Мне казалось, что у нас очень мало времени, почему это не может длиться дольше?

С каждой секундой мои движения становились все резче, а его тело все податливее. Где-то недалеко пели птички, а мы нарушали их музыку собственными стонами, вскриками и другими пошлыми звуками. Нет, я вот-вот сойду с ума, оттого, что он вот так близко, что я в нем, что я почти сгорел.

Я ворвался в него последний раз, грубо шлепнув по заднице, и вновь попав по комку нервов, от которого Том вскрикнул громче прежнего и кончил одновременно со мной...

Вообще-то, единственное, о чем я сейчас мечтал – ванна, душ, да хоть обычная речка! Наши тела пахли потом, сыростью, лесом и чем-то еще. Это было настолько сложно натянуть штаны на место, что мне это сделал Том, осторожно упаковав мое сокровище в трусы. Он сидел рядом со мной, а я даже и не думал вставать с травы, глядя на него и на ржавую изгородь, которая стала настоящим участником нашего секса.

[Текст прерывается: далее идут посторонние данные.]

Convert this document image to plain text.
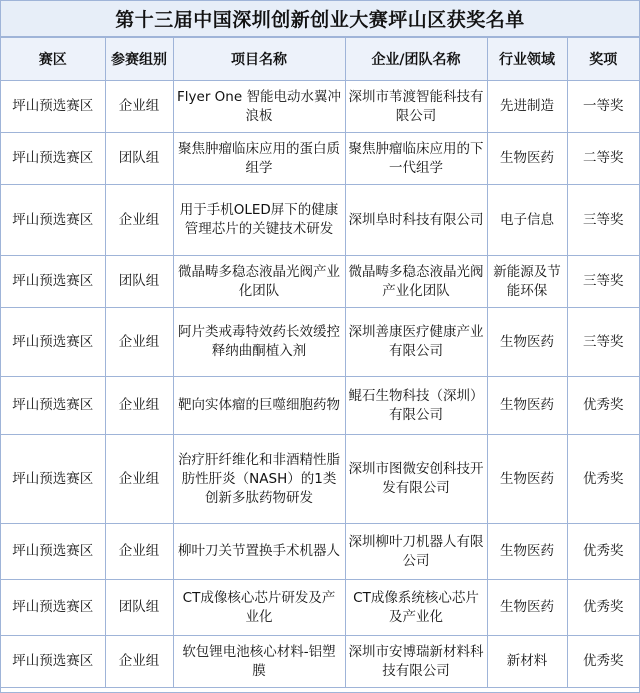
第十三届中国深圳创新创业大赛坪山区获奖名单
赛区	参赛组别	项目名称	企业/团队名称	行业领域	奖项
坪山预选赛区	企业组	Flyer One 智能电动水翼冲浪板	深圳市苇渡智能科技有限公司	先进制造	一等奖
坪山预选赛区	团队组	聚焦肿瘤临床应用的蛋白质组学	聚焦肿瘤临床应用的下一代组学	生物医药	二等奖
坪山预选赛区	企业组	用于手机OLED屏下的健康管理芯片的关键技术研发	深圳阜时科技有限公司	电子信息	三等奖
坪山预选赛区	团队组	微晶畴多稳态液晶光阀产业化团队	微晶畴多稳态液晶光阀产业化团队	新能源及节能环保	三等奖
坪山预选赛区	企业组	阿片类戒毒特效药长效缓控释纳曲酮植入剂	深圳善康医疗健康产业有限公司	生物医药	三等奖
坪山预选赛区	企业组	靶向实体瘤的巨噬细胞药物	鲲石生物科技（深圳）有限公司	生物医药	优秀奖
坪山预选赛区	企业组	治疗肝纤维化和非酒精性脂肪性肝炎（NASH）的1类创新多肽药物研发	深圳市图微安创科技开发有限公司	生物医药	优秀奖
坪山预选赛区	企业组	柳叶刀关节置换手术机器人	深圳柳叶刀机器人有限公司	生物医药	优秀奖
坪山预选赛区	团队组	CT成像核心芯片研发及产业化	CT成像系统核心芯片及产业化	生物医药	优秀奖
坪山预选赛区	企业组	软包锂电池核心材料-铝塑膜	深圳市安博瑞新材料科技有限公司	新材料	优秀奖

– Мурашка... – ведет травинкой по моей щеке и так тепло улыбается.

– Порнушный зануда! – смеюсь я, а в груди все еще не все успокоилось от прошедшего оргазма.

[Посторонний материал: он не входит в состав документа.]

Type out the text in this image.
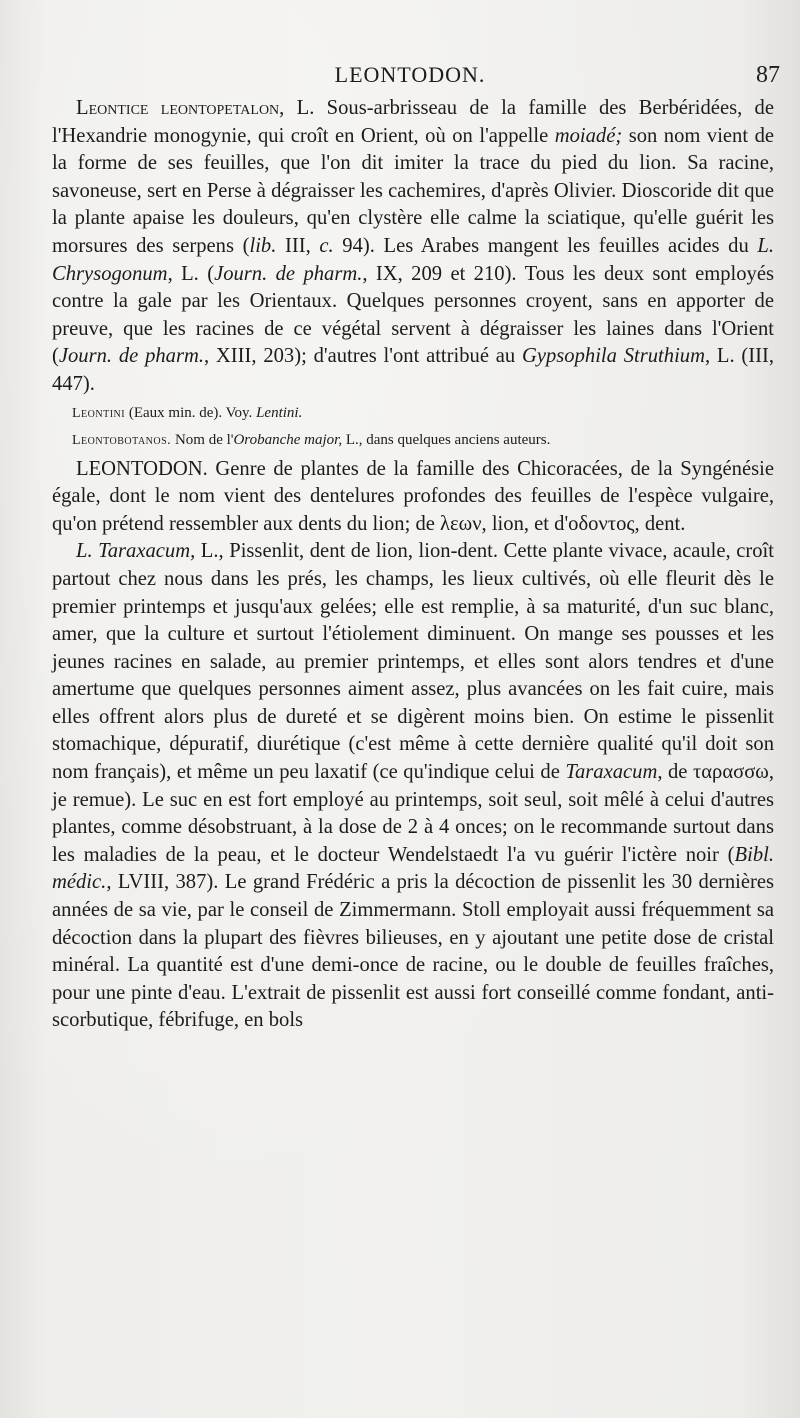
LEONTODON.	87

Leontice leontopetalon, L. Sous-arbrisseau de la famille des Berbéridées, de l'Hexandrie monogynie, qui croît en Orient, où on l'appelle moiadé; son nom vient de la forme de ses feuilles, que l'on dit imiter la trace du pied du lion. Sa racine, savoneuse, sert en Perse à dégraisser les cachemires, d'après Olivier. Dioscoride dit que la plante apaise les douleurs, qu'en clystère elle calme la sciatique, qu'elle guérit les morsures des serpens (lib. III, c. 94). Les Arabes mangent les feuilles acides du L. Chrysogonum, L. (Journ. de pharm., IX, 209 et 210). Tous les deux sont employés contre la gale par les Orientaux. Quelques personnes croyent, sans en apporter de preuve, que les racines de ce végétal servent à dégraisser les laines dans l'Orient (Journ. de pharm., XIII, 203); d'autres l'ont attribué au Gypsophila Struthium, L. (III, 447).

Leontini (Eaux min. de). Voy. Lentini.

Leontobotanos. Nom de l'Orobanche major, L., dans quelques anciens auteurs.

LEONTODON. Genre de plantes de la famille des Chicoracées, de la Syngénésie égale, dont le nom vient des dentelures profondes des feuilles de l'espèce vulgaire, qu'on prétend ressembler aux dents du lion; de λεων, lion, et d'οδοντος, dent.

L. Taraxacum, L., Pissenlit, dent de lion, lion-dent. Cette plante vivace, acaule, croît partout chez nous dans les prés, les champs, les lieux cultivés, où elle fleurit dès le premier printemps et jusqu'aux gelées; elle est remplie, à sa maturité, d'un suc blanc, amer, que la culture et surtout l'étiolement diminuent. On mange ses pousses et les jeunes racines en salade, au premier printemps, et elles sont alors tendres et d'une amertume que quelques personnes aiment assez, plus avancées on les fait cuire, mais elles offrent alors plus de dureté et se digèrent moins bien. On estime le pissenlit stomachique, dépuratif, diurétique (c'est même à cette dernière qualité qu'il doit son nom français), et même un peu laxatif (ce qu'indique celui de Taraxacum, de ταρασσω, je remue). Le suc en est fort employé au printemps, soit seul, soit mêlé à celui d'autres plantes, comme désobstruant, à la dose de 2 à 4 onces; on le recommande surtout dans les maladies de la peau, et le docteur Wendelstaedt l'a vu guérir l'ictère noir (Bibl. médic., LVIII, 387). Le grand Frédéric a pris la décoction de pissenlit les 30 dernières années de sa vie, par le conseil de Zimmermann. Stoll employait aussi fréquemment sa décoction dans la plupart des fièvres bilieuses, en y ajoutant une petite dose de cristal minéral. La quantité est d'une demi-once de racine, ou le double de feuilles fraîches, pour une pinte d'eau. L'extrait de pissenlit est aussi fort conseillé comme fondant, anti-scorbutique, fébrifuge, en bols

Он притянул меня к себе на колени, заставляя подняться с травы, крепко обнимая, будто обещая, что никуда не отпустит. И я, даже не услышав этого обещания, почему-то верил. Мы молчали, прижимаясь друг к другу, и наслаждаясь птичьим пением. И как только после наших криков вся живность отсюда не сбежала? Я похихикал от этой глупой мысли, на что меня только сильнее к себе прижали.

8

Солнце уже было где-то высоко, когда мы все-таки кое-как отлипли друг от друга и решили, что пора бы начать движение в сторону дома. Я кстати, только сейчас проверил свои карманы и удивился тому, что при всей этой ерунде как-то умудрился не потерять свой бумажник.

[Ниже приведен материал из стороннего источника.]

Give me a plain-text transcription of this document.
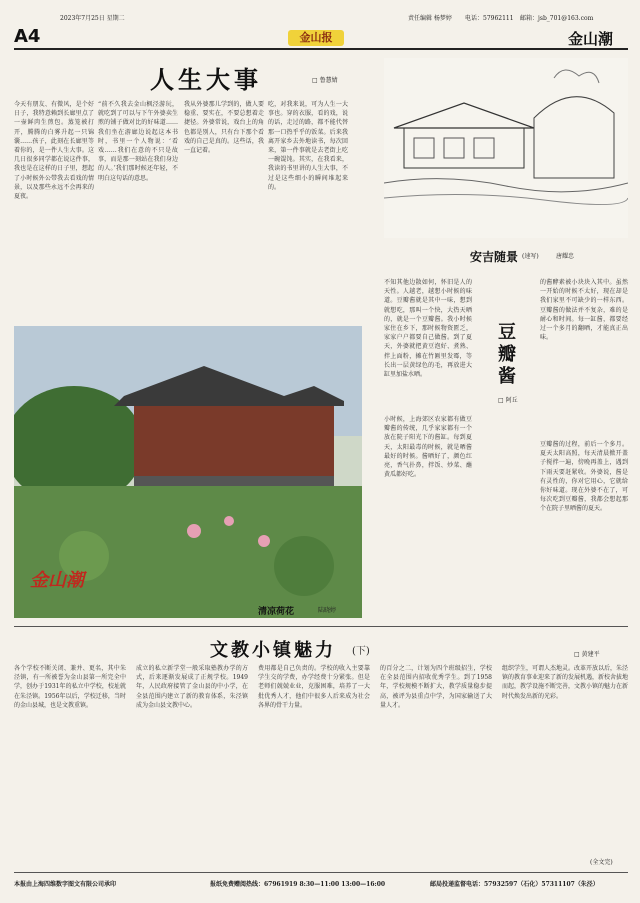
2023年7月25日 星期二	责任编辑 杨梦婷 电话：57962111 邮箱：jsb_701@163.com
A4	金山报	金山潮
人生大事	□ 鲁慧婧
今天有朋友、有微风，是个好日子，我特意赖到长廊里点了一壶鲜肉生煎包。蒸笼被打开，腾腾的白雾升起一只锦囊……孩子，此刻在长廊里等着你的，是一件人生大事。这几日很多同学都在说这件事，我也是在这样的日子里，想起了小时候外公带我去看戏的情景，以及那些永远不会再来的夏夜。
“前不久我去金山枫泾游玩，就吃到了可以与下午外婆卖生煎的铺子做对比的好味道……我们坐在游廊边说起这本书时，书里一个人物说：‘看戏……我们在意的不只是故事，而是那一刻站在我们身边的人。’我们那时候还年轻，不明白这句话的意思。
我从外婆那儿学到的，做人要稳重、要实在，不要总想着走捷径。外婆常说，戏台上的角色都是别人，只有台下那个看戏的自己是真的。这些话，我一直记着。
吃，对我来说，可为人生一大事也。穿的衣服，看的戏，说的话，走过的路，都不能代替那一口热乎乎的饭菜。后来我离开家乡去外地读书，每次回来，第一件事就是去老街上吃一碗馄饨。其实，在我看来，我读的书里讲的人生大事，不过是这些细小的瞬间堆起来的。
安吉随景 (速写)	唐耀忠
金山潮
清凉荷花	陆晓婷
不知其他边散如何，怀旧是人的天性。人越老，越想小时候的味道。豆瓣酱就是其中一味，想到就想吃，那叫一个快，大热天晒的，就是一个豆瓣酱。我小时候家住在乡下，那时候物资匮乏，家家户户都要自己做酱。到了夏天，外婆就把黄豆泡好、煮熟、拌上面粉，摊在竹匾里发霉，等长出一层黄绿色的毛，再放进大缸里加盐水晒。
小时候，上海郊区农家都有做豆瓣酱的传统，几乎家家都有一个放在院子阳光下的酱缸。每到夏天，太阳最毒的时候，就是晒酱最好的时候。酱晒好了，颜色红亮，香气扑鼻，拌饭、炒菜、蘸黄瓜都好吃。
豆瓣酱
□ 阿丘
的酱酵素被小块块入其中。虽然一开始的时候不太好，现在却是我们家里不可缺少的一样东西。豆瓣酱的做法并不复杂，难的是耐心和时间。每一缸酱，都要经过一个多月的翻晒，才能真正出味。
豆瓣酱的过程，前后一个多月。夏天太阳高照，每天清晨掀开盖子搅拌一遍，傍晚再盖上，遇到下雨天要赶紧收。外婆说，酱是有灵性的，你对它用心，它就给你好味道。现在外婆不在了，可每次吃到豆瓣酱，我都会想起那个在院子里晒酱的夏天。
文教小镇魅力 (下)	□ 黄建平
各个学校不断关闭、兼并、更名，其中朱泾镇，有一所被誉为金山县第一所完全中学，创办于1931年的私立中学校，校址就在朱泾镇。1956年以后，学校迁移，当时的金山县城，也是文教重镇。
成立的私立新学堂一般采取塾教办学的方式，后来逐渐发展成了正规学校。1949年，人民政府接管了金山县的中小学，在全县范围内建立了新的教育体系，朱泾镇成为金山县文教中心。
费用都是自己负责的。学校的收入主要靠学生交的学费，办学经费十分紧张。但是老师们兢兢业业，克服困难，培养了一大批优秀人才，他们中很多人后来成为社会各界的骨干力量。
的百分之二，计划为四个班级招生，学校在全县范围内招收优秀学生。到了1958年，学校规模不断扩大，教学质量稳步提高，被评为县重点中学，为国家输送了大量人才。
组织学生，可谓人杰地灵。改革开放以后，朱泾镇的教育事业迎来了新的发展机遇，新校舍拔地而起，教学设施不断完善，文教小镇的魅力在新时代焕发出新的光彩。
(全文完)
本报由上海四维数字图文有限公司承印	报纸免费赠阅热线：67961919 8:30—11:00 13:00—16:00	邮局投递监督电话：57932597（石化）57311107（朱泾）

Теперь Том шел рядом, хотя мне хотелось еще ближе – держаться за руки, но я понимал, что он, да и я тоже, просто смущаемся такого проявления чувств. То, что у него ко мне есть чувства, я теперь не сомневаюсь. Хотя, казалось бы, какой нормальный человек заговорит о чувствах, если он просто трахался несколько раз с совершенно незнакомым ему человеком. Но это было не совсем так, ведь то время, пока мы сидели обнявшись... Я это просто ощутил на себе... В его медленных, даже ленивых, поглаживаниях; в его редких, но таких нежных поцелуях; в его объятиях, в конце концов, – никто не будет обнимать так крепко кого-то, кто ему безразличен.

Мы вышли на какую-то лесную дорогу, когда случилось следующее.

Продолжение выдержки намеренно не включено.